6 mars > Roman Espagne

Voici un an et demi, dans son beau livre L’hiver des hommes (Julliard, repris chez J’ai lu), Lionel Duroy lançait son alter ego romanesque sur les traces d’Ana Mladic, la fille suicidée (à 23 ans) du tristement célèbre général Ratko Mladic, le bourreau de Srebrenica. C’est alors que l’on apprit qu’en Espagne un livre venait de paraître, traitant (quoique très différemment) du même sujet et recueillant un succès autant critique que public. Ce livre, magistral, La fille de l’Est, est enfin (fort bien) traduit. On avait découvert son auteur, Clara Usón avec la publication en 2012, chez Lattès, d’un déjà très intrigant Cœur de napalm.

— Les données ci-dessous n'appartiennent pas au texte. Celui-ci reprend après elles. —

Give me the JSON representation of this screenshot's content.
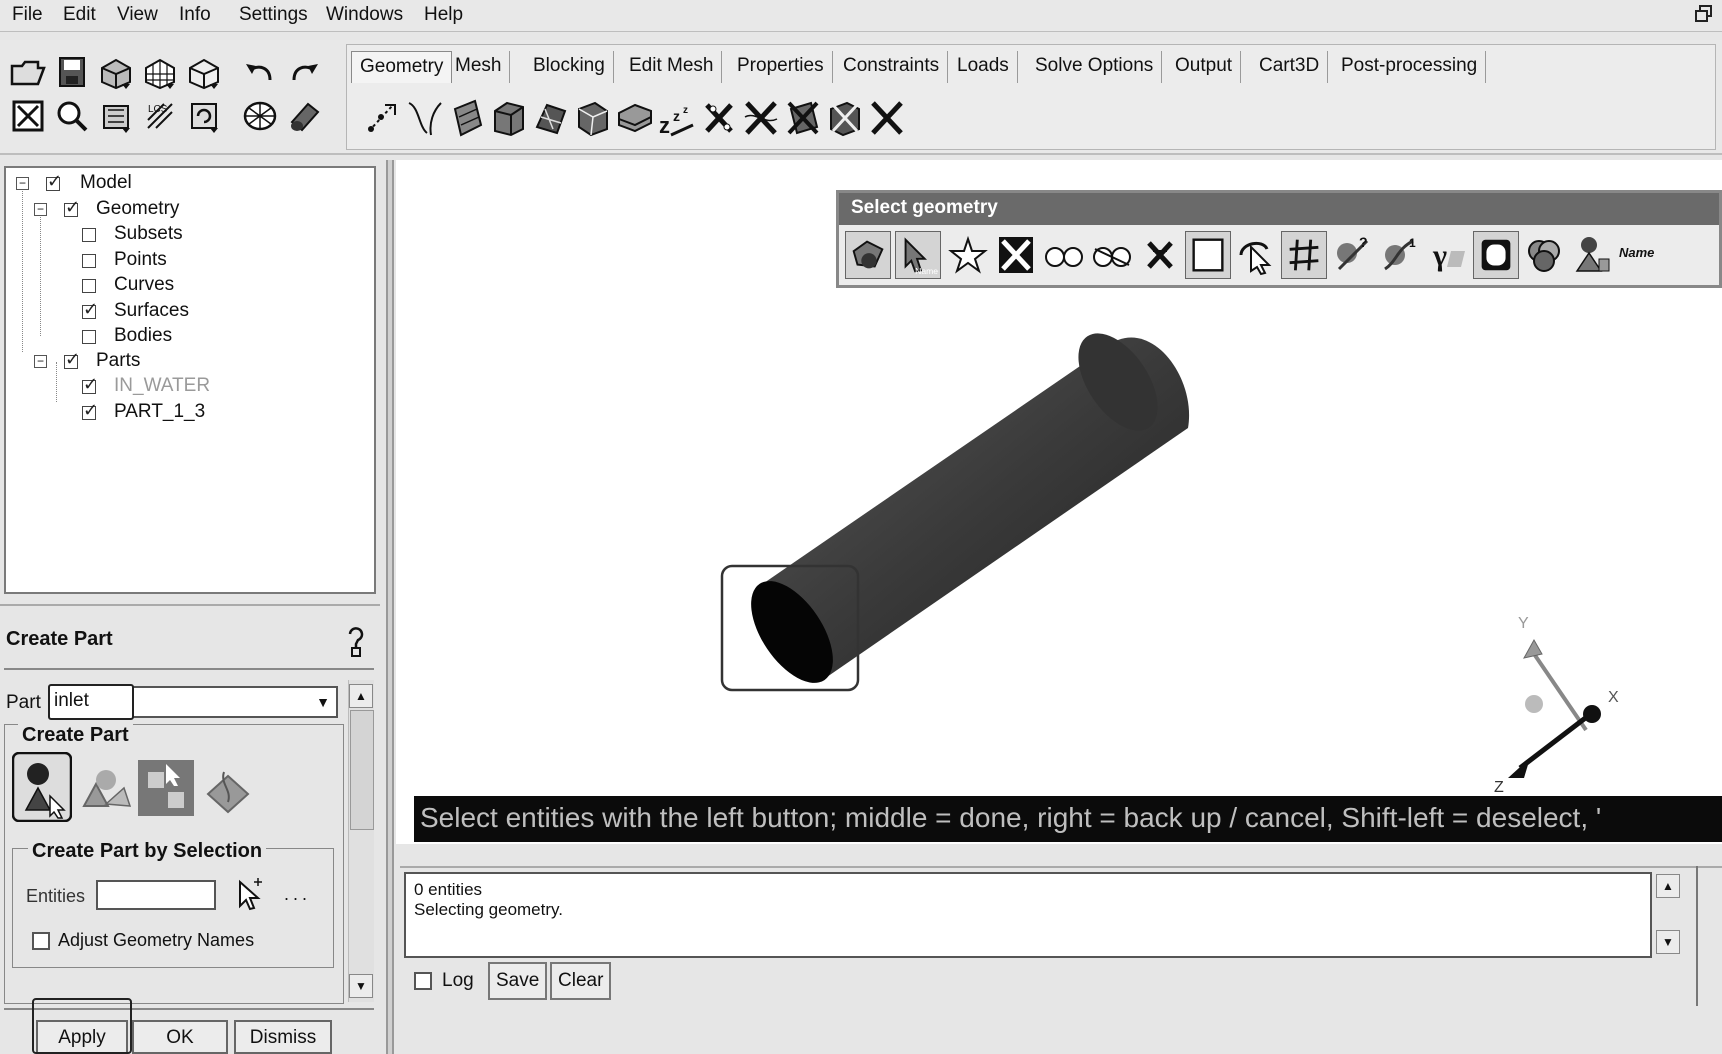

On la retrouve donc chez Gallimard cette fois-ci, pour ce qui est à la fois une fresque romanesque, historique et géopolitique en même temps qu’un requiem pour l’innocence fracassée. Elle reconstitue pas à pas l’itinéraire d’un fourvoiement, qui est à parts égales celui d’une jeune femme qui aimait trop son père et celui d’un peuple serbe, le sien, manipulé par des démiurges ivres d’eux-mêmes, et endeuillé du rêve yougoslave dissipé. Fierté de son père et de sa patrie, étudiante studieuse (en médecine), Ana Mladic, que l’on suit parmi les siens, amies, amants, familiers, de Moscou à Belgrade, épouse d’abord pleinement la cause serbe. Elle va progressivement voir se révéler le tableau lugubre des desseins des siens (en même temps que Clara Usón présente à ses lecteurs, sans didactisme aucun, chacun des protagonistes de cette histoire de fureur et de sang et restitue leur itinéraire personnel et politique). Elle ne pourra le supporter et n’envisagera d’autre geste qu’une mort volontaire, que ce soit par souci d’apaisement et de sacrifice ou dans l’espoir fou d’infléchir ainsi la trajectoire meurtrière de son père et de ses séides.

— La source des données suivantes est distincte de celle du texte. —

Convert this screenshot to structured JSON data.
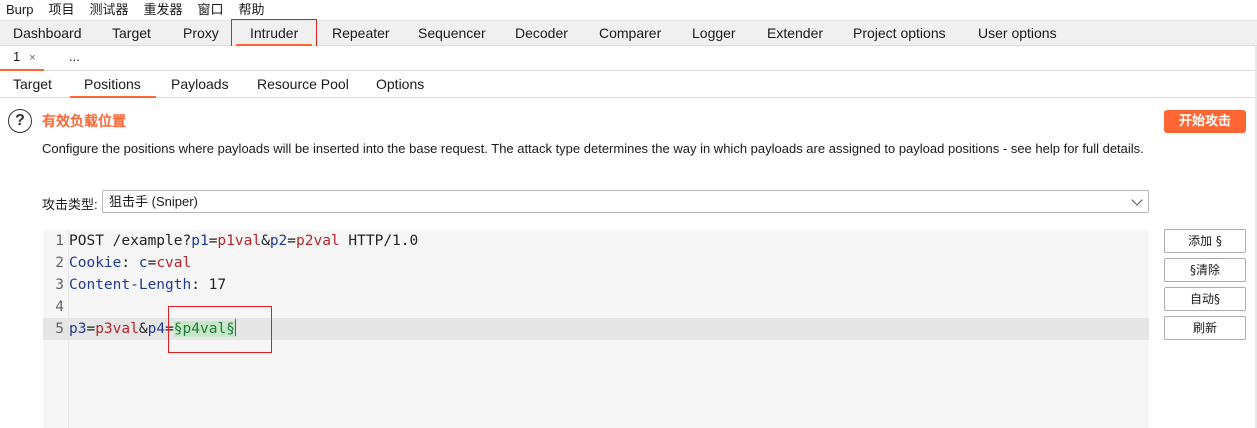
{
  "menubar": [
    "Burp",
    "项目",
    "测试器",
    "重发器",
    "窗口",
    "帮助"
  ],
  "top_tabs": [
    {
      "label": "Dashboard",
      "active": false
    },
    {
      "label": "Target",
      "active": false
    },
    {
      "label": "Proxy",
      "active": false
    },
    {
      "label": "Intruder",
      "active": true
    },
    {
      "label": "Repeater",
      "active": false
    },
    {
      "label": "Sequencer",
      "active": false
    },
    {
      "label": "Decoder",
      "active": false
    },
    {
      "label": "Comparer",
      "active": false
    },
    {
      "label": "Logger",
      "active": false
    },
    {
      "label": "Extender",
      "active": false
    },
    {
      "label": "Project options",
      "active": false
    },
    {
      "label": "User options",
      "active": false
    }
  ],
  "attack_tabs": [
    {
      "label": "1",
      "close": "×",
      "active": true
    },
    {
      "label": "...",
      "close": "",
      "active": false
    }
  ],
  "inner_tabs": [
    {
      "label": "Target",
      "active": false
    },
    {
      "label": "Positions",
      "active": true
    },
    {
      "label": "Payloads",
      "active": false
    },
    {
      "label": "Resource Pool",
      "active": false
    },
    {
      "label": "Options",
      "active": false
    }
  ],
  "section": {
    "help_icon": "?",
    "title": "有效负载位置",
    "description": "Configure the positions where payloads will be inserted into the base request. The attack type determines the way in which payloads are assigned to payload positions - see help for full details.",
    "start_attack": "开始攻击"
  },
  "attack_type": {
    "label": "攻击类型:",
    "value": "狙击手 (Sniper)"
  },
  "request_lines": [
    {
      "num": "1",
      "highlight": false,
      "segments": [
        {
          "text": "POST /example?",
          "type": "plain"
        },
        {
          "text": "p1",
          "type": "blue"
        },
        {
          "text": "=",
          "type": "plain"
        },
        {
          "text": "p1val",
          "type": "red"
        },
        {
          "text": "&",
          "type": "plain"
        },
        {
          "text": "p2",
          "type": "blue"
        },
        {
          "text": "=",
          "type": "plain"
        },
        {
          "text": "p2val",
          "type": "red"
        },
        {
          "text": " HTTP/1.0",
          "type": "plain"
        }
      ]
    },
    {
      "num": "2",
      "highlight": false,
      "segments": [
        {
          "text": "Cookie",
          "type": "blue"
        },
        {
          "text": ": ",
          "type": "plain"
        },
        {
          "text": "c",
          "type": "blue"
        },
        {
          "text": "=",
          "type": "plain"
        },
        {
          "text": "cval",
          "type": "red"
        }
      ]
    },
    {
      "num": "3",
      "highlight": false,
      "segments": [
        {
          "text": "Content-Length",
          "type": "blue"
        },
        {
          "text": ": 17",
          "type": "plain"
        }
      ]
    },
    {
      "num": "4",
      "highlight": false,
      "segments": []
    },
    {
      "num": "5",
      "highlight": true,
      "segments": [
        {
          "text": "p3",
          "type": "blue"
        },
        {
          "text": "=",
          "type": "plain"
        },
        {
          "text": "p3val",
          "type": "red"
        },
        {
          "text": "&",
          "type": "plain"
        },
        {
          "text": "p4",
          "type": "blue"
        },
        {
          "text": "=",
          "type": "plain"
        },
        {
          "text": "§p4val§",
          "type": "payload"
        }
      ]
    }
  ],
  "side_buttons": [
    "添加 §",
    "§清除",
    "自动§",
    "刷新"
  ],
  "colors": {
    "accent": "#ff6633",
    "annotation_box": "#e02020",
    "key_blue": "#1f3a93",
    "value_red": "#b5242a",
    "payload_green": "#1e7a3a"
  }
}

Au-delà de cette restitution, Clara Usón stupéfie par la précision et l’ambition de son projet romanesque. Rêves, pensées, dialogues, cris et chuchotements, rien ne lui échappe puisque tout est recréé sous l’égide du réel. C’est une jeune femme qui se meurt, une jeune femme qui est morte, et pourtant, à Belgrade comme à Sarajevo, à Srebrenica comme au Kosovo, c’est l’Europe qu’on assassine. Et ce roman réquisitoire en porte témoignage.